Extended Instructions for Side Plank
- Lie on the floor on a soft rug or yoga mat. Raise up on your hands and knees. Set your knees directly below your hips and your hands slightly forward of your shoulders. Spread your palms, index fingers parallel or slightly turned out, and turn your toes under.
- Exhale and lift your knees away from the floor. At first keep the knees slightly bent and the heels lifted away from the floor. Lengthen your tailbone away from the back of your pelvis and press it lightly toward the pubis. Against this resistance, lift the sitting bones toward the ceiling, and from your inner ankles draw the inner legs up into the groin.
- Lower both knees to the mat. Turn so to bear your weight on your left knee and straighten the top leg. Now swing your right hand onto your right hip, turn your torso to the right as you do, and support the weight of your body on the left knee and left hand.

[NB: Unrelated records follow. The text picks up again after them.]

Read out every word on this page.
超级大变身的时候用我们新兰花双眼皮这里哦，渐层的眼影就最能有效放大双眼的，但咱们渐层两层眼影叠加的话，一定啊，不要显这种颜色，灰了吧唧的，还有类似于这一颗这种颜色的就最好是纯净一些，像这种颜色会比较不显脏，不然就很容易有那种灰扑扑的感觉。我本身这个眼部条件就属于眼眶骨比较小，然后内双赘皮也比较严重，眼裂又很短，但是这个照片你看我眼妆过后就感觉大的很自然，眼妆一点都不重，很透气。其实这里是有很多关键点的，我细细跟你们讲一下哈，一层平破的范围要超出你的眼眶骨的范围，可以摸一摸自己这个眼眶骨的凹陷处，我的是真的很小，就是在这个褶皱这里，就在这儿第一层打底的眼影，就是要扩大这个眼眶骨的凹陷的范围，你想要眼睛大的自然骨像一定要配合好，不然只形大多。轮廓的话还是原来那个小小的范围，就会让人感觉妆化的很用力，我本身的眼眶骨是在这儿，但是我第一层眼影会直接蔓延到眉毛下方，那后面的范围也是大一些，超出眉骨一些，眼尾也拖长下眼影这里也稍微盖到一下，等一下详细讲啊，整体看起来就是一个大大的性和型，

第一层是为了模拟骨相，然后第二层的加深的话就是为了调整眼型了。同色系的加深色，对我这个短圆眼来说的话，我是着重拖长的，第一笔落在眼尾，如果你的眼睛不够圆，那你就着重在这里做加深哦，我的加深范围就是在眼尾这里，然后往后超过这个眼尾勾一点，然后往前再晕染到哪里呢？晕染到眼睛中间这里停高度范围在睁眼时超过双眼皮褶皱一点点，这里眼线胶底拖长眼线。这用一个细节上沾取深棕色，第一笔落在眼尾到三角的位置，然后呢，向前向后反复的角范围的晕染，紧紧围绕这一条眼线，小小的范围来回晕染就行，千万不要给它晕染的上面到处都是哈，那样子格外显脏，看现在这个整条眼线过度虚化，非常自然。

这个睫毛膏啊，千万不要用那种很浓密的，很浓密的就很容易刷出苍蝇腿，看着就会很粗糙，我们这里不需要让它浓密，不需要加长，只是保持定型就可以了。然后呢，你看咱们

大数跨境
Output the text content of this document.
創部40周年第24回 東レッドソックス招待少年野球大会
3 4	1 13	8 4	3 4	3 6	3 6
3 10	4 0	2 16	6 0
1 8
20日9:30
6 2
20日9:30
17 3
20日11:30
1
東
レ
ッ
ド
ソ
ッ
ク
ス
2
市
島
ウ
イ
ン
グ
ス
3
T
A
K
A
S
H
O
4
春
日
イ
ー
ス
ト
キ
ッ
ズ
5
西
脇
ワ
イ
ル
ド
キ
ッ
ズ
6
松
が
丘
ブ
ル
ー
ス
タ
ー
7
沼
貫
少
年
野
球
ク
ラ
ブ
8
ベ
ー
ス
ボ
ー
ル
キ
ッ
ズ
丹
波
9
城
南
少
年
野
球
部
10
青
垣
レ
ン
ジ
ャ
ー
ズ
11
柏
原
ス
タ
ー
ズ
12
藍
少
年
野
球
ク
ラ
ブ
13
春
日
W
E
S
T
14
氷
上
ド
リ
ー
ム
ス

- Make sure that the supporting hand isn’t directly below its shoulder; position the hand slightly in front of its shoulder, so the supporting arm is angled a bit relative to the floor. Straighten the arm by firming the triceps muscle, and press the base of the index finger firmly against the floor.
- If you’d like you can stretch the top arm toward the ceiling, parallel to the line of the shoulders. Keep the head in a neutral position, or turn it to gaze up at the top hand. Stay in this position for 15 to 30 seconds. Turn and repeat on your left side.